I raced past Gene and past the grandma, taking a bell to the back of the head as I did, and slid into the kitchen, struggling to arrest my momentum on the slick tile floor. Those herbs hanging to dry, had they been...?

"Yes!"

I knocked the pot of soup out of the way with one hand, burning myself in the process, and yanked the entire batch of herbs off their drying hooks so that I could throw them into the flame of the gas burner.

Half a kilo of very dry catnip went up like a torch and thick smoke billowed across the apartment. It smelled sweet and sharp and made me feel a little bit fuzzy in a pleasant way, but it did much worse to our enemies.

The moment the smoke touched a cat it would stop, one paw raised as it sniffed the air, and then it would lose interest in the fight. Some of them sat down and batted frantically at nonexistent butterflies, others ran crazily in circles pouncing on imaginary mice. Others began furiously cleaning themselves like pageant contestants about to go onstage.

The smoke reached the grandma before it got to the bulk of her fur children, but it was much slower to affect her. She froze, sniffing, and then turned her head towards the kitchen in alarm.

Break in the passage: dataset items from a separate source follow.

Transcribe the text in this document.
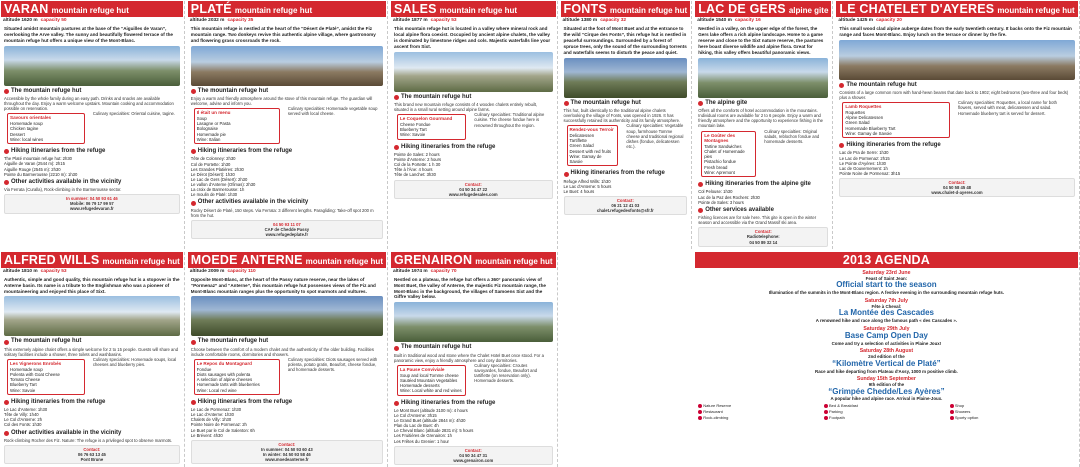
VARAN mountain refuge hut
altitude 1620 m capacity 50
Situated amidst mountain pastures at the base of the “Aiguilles de Varan”, overlooking the Arve valley. The sunny and beautifully flowered terrace of the mountain refuge hut offers a unique view of the Mont-Blanc.
The mountain refuge hut
Accessible by the whole family during an easy path. Drinks and snacks are available throughout the day. Enjoy a warm welcome upstairs. Mountain cooking and accommodation possible on reservation.
Savours orientales
Homemade soup
Chicken tagine
Dessert
Wine: local wines
Culinary specialties: Oriental cuisine, tagine.
Hiking itineraries from the refuge
The Platé mountain refuge hut: 2h30
Aiguille de Varan (2544 m): 2h15
Aiguille Rouge (2545 m): 2h30
Pointe du Barmerousse (2210 m): 1h30
Other activities available in the vicinity
Via Ferrata (Curalla), Rock-climbing in the Barmerousse sector.
In summer: 04 50 93 61 46
Mobile: 06 79 17 99 57
www.refugedevaran.fr
PLATÉ mountain refuge hut
altitude 2032 m capacity 35
This mountain refuge is nestled at the heart of the “Désert de Platé”, amidst the Fiz mountain range. Two donkeys revive this authentic alpine village, where gastronomy and flowering grass crossroads the rock.
The mountain refuge hut
Enjoy a warm and friendly atmosphere around the stove of this mountain refuge. The guardian will welcome, advise and inform you.
Il était un menu
Soup
Lasagne or Pasta
Bolognaise
Homemade pie
Wine: Italian
Culinary specialties: Homemade vegetable soup served with local cheese.
Hiking itineraries from the refuge
Tête de Colonney: 2h30
Col de Portette: 1h30
Les Grandes Platières: 2h30
Le Dérot (Désert): 1h30
Le Lac de Gers (Désert): 2h30
Le vallon d'Anterne (Ofimas): 2h30
La croix de Barmerousse: 1h
Le moulin de Platé: 1h30
Other activities available in the vicinity
Rocky Désert de Platé, 150 steps. Via Ferrata: 3 different lengths. Paragliding: Take-off spot 200 m from the hut.
04 50 93 11 07
CAF de Chedde Passy
www.refugedeplate.fr
SALES mountain refuge hut
altitude 1877 m capacity 53
This mountain refuge hut is located in a valley where mineral rock and local alpine flora coexist. Occupied by ancient alpine chalets, the valley is dominated by limestone ridges and cols. Majestic waterfalls line your ascent from Sixt.
The mountain refuge hut
This brand new mountain refuge consists of 4 wooden chalets entirely rebuilt, situated in a small rural setting around alpine farms.
Le Coquelon Gourmand
Cheese Fondue
Blueberry Tart
Wine: Savoie
Culinary specialties: Traditional alpine cuisine. The cheese fondue here is renowned throughout the region.
Hiking itineraries from the refuge
Pointe de Sales: 2 hours
Pointe d'Anterne: 2 hours
Col de la Portette: 1 h 30
Tête à l'Âne: 4 hours
Tête de Lanchet: 3h30
Contact:
04 50 34 47 22
www.refugedesales.com
FONTS mountain refuge hut
altitude 1380 m capacity 32
Situated at the foot of Mont Buet and at the entrance to the wild “Cirque des Fonts”, this refuge hut is nestled in peaceful surroundings. Surrounded by a forest of spruce trees, only the sound of the surrounding torrents and waterfalls seems to disturb the peace and quiet.
The mountain refuge hut
This hut, built identically to the traditional alpine chalets overlooking the village of Fonts, was opened in 1926. It has successfully retained its authenticity and its family atmosphere.
Rendez-vous Terroir
Delicatessen
Tartiflette
Green Salad
Dessert with red fruits
Wine: Gamay de Savoie
Culinary specialties: Vegetable soup, farmhouse Tomme cheese and traditional regional dishes (fondue, delicatessen etc.).
Hiking itineraries from the refuge
Refuge Alfred Wills: 1h30
Le Lac d'Anterne: 5 hours
Le Buet: 4 hours
Contact:
06 21 12 41 03
chalet.refugedesfonts@sfr.fr
LAC DE GERS alpine gite
altitude 1540 m capacity 16
Nestled in a valley, on the upper edge of the forest, the Gers lake offers a rich alpine landscape. Home to a game reserve and close to the Sixt nature reserve, the pastures here boast diverse wildlife and alpine flora. Great for hiking, this valley offers beautiful panoramic views.
The alpine gite
Offers all the comforts of hotel accommodation in the mountains. Individual rooms are available for 2 to 6 people. Enjoy a warm and friendly atmosphere and the opportunity to experience fishing in the mountain lake.
Le Goûter des Montagnes
Tartine Sandwiches
Chalet of Homemade pies
Pistachio fondue
Fresh bread
Wine: Apremont
Culinary specialties: Original salads, reblochon fondue and homemade desserts.
Hiking itineraries from the alpine gite
Col Pelouse: 1h30
Lac de la Paz des Rochers: 2h30
Pointe de Sales: 3 hours
Other services available
Fishing licences are for sale here. This gite is open in the winter season and accessible via the Grand Massif ski area.
Contact:
Radiotelephone:
04 50 89 32 14
LE CHATELET D'AYERES mountain refuge hut
altitude 1425 m capacity 20
This small wood clad alpine auberge dates from the early twentieth century. It backs onto the Fiz mountain range and faces Mont-Blanc. Enjoy lunch on the terrace or dinner by the fire.
The mountain refuge hut
Consists of a large common room with hand-hewn beams that date back to 1902; eight bedrooms (two-three and four beds) plus a shower.
Lamb Roquettes
Roquettes
Alpine Delicatessen
Green Salad
Homemade Blueberry Tart
Wine: Gamay de Savoie
Culinary specialties: Roquettes, a local name for both flowers, served with meat, delicatessen and salad. Homemade blueberry tart is served for dessert.
Hiking itineraries from the refuge
Lac de Pra de Serre: 1h30
Le Lac de Pormenaz: 2h15
Le Pointe d'Ayères: 1h30
Lac de Gouvernement: 1h
Pointe Noire de Pormenaz: 3h15
Contact:
04 50 58 45 48
www.chalet-d-ayeres.com
ALFRED WILLS mountain refuge hut
altitude 1810 m capacity 53
Authentic, simple and good quality, this mountain refuge hut is a stopover in the Anterne basin. Its name is a tribute to the Englishman who was a pioneer of mountaineering and enjoyed this place of Sixt.
The mountain refuge hut
This extremely alpine chalet offers a simple welcome for 2 to 15 people. Guests will share and solitary facilities include a shower, three toilets and washbasins.
Les Vignerons Enrobés
Homemade soup
Polenta with Goat Cheese
Tomato Cheese
Blueberry Tart
Wine: Savoie
Culinary specialties: Homemade soups, local cheeses and blueberry pies.
Hiking itineraries from the refuge
Le Lac d'Anterne: 1h30
Tête de Villy: 1h40
Le Col d'Anterne: 2h
Col des Fonts: 1h30
Other activities available in the vicinity
Rock-climbing Rocher des Fiz. Nature: The refuge is a privileged spot to observe marmots.
Contact:
06 76 63 13 45
Pont Brune
MOEDE ANTERNE mountain refuge hut
altitude 2009 m capacity 110
Opposite Mont-Blanc, at the heart of the Passy nature reserve, near the lakes of “Pormenaz” and “Anterne”, this mountain refuge hut possesses views of the Fiz and Mont-Blanc mountain ranges plus the opportunity to spot marmots and vultures.
The mountain refuge hut
Choose between the comfort of a modern chalet and the authenticity of the older building. Facilities include comfortable rooms, dormitories and showers.
Le Repos du Montagnard
Fondue
Diots sausages with polenta
A selection of alpine cheeses
Homemade tarts with blueberries
Wine: Local red wine
Culinary specialties: Diots sausages served with polenta, potato gratin, Beaufort, cheese fondue, and homemade desserts.
Hiking itineraries from the refuge
Le Lac de Pormenaz: 1h30
Le Lac d'Anterne: 1h30
Chalets de Villy: 1h30
Pointe Noire de Pormenaz: 2h
Le Buet par le Col de Salenton: 6h
Le Brévent: 4h30
Contact:
In summer: 04 50 93 60 43
In winter: 04 50 93 58 46
www.moedeanterne.fr
GRENAIRON mountain refuge hut
altitude 1974 m capacity 70
Nestled on a plateau, the refuge hut offers a 360° panoramic view of Mont Buet, the valley of Anterne, the majestic Fiz mountain range, the Mont-Blanc in the background, the villages of Samoens Sixt and the Giffre Valley below.
The mountain refuge hut
Built in traditional wood and stone where the Chalet Hotel Buet once stood. For a panoramic view, enjoy a friendly atmosphere and cosy dormitories.
La Pause Conviviale
Soup and local Tomme cheese
Sautéed Mountain Vegetables
Homemade desserts
Wine: Local white and red wines
Culinary specialties: Croutes savoyardes, fondue, Beaufort and tartiflette (on reservation only). Homemade desserts.
Hiking itineraries from the refuge
Le Mont Buet (altitude 3100 m): 4 hours
Le Col d'Anterne: 3h15
Le Grand Buet (altitude 2844 m): 4h30
Plan du Lac de Buet: 4h
Le Cheval Blanc (altitude 2831 m): 5 hours
Les Fruitières de Grenairon: 1h
Les Frêtes du Grenier: 1 hour
Contact:
04 50 34 47 31
www.grenairon.com
2013 AGENDA
Saturday 23rd June
Feast of Saint Jean:
Official start to the season
Illumination of the summits in the Mont-Blanc region. A festive evening in the surrounding mountain refuge huts.
Saturday 7th July
Fête à Cheval:
La Montée des Cascades
A renowned hike and race along the famous path « des Cascades ».
Saturday 29th July
Base Camp Open Day
Come and try a selection of activities in Plaine Joux!
Saturday 28th August
2nd edition of the
“Kilomètre Vertical de Platé”
Race and hike departing from Plateau d'Assy, 1000 m positive climb.
Sunday 15th September
9th edition of the
“Grimpée Chedde/Les Ayères”
A popular hike and alpine race. Arrival in Plaine-Joux.
Nature Reserve	Bed & Breakfast	Shop
Restaurant	Parking	Showers
Rock-climbing	Footpath	Sporty option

Eva took the opportunity to thrust the narwhal tusk into the old woman's belly. She doubled over, clutching at the wound as blood gushed out, but seeming almost not to notice since all her focus was on a tawny Siamese and an ugly bald cat who were currently sitting face to face, smacking each other on the head.

"No! Children! Bad kitties! No fighting! Don't...don't—"

Either they listened or the effect of the catnip smoke had advanced; the zoomies were passing and the cats were starting to become torpid, lying down with fully-blown pupils and batting vaguely at the air or even falling asleep.

Eva dropped the tusk and ran forward, summoning her broken kitchen knife to her hand and stabbing the grandma repeatedly; Gene almost chopped her with his axe by mistake but managed to abort the strike. The old woman's health bar dropped like a rock under Eva's violent ministrations; she struggled weakly but was already too badly wounded. She died, leaving Eva panting in exhaustion and liberally splashed with blood. There were jets of it across her face, her hands and forearms were red to the elbow and her front was soaked from chin to waist.

The kitties' health bars had started seeping away after they lay down and passed out. By the time Eva had caught her breath, the last of them were dead. As it expired, a bell rang through the room and everything froze once more.

And the winner is: The Unnamed Party of Eva Sigrid!

Our pictures snapped back into existence, framed in a rolling golden marquee. The door to the hallway exploded and I slumped to the floor in exhaustion.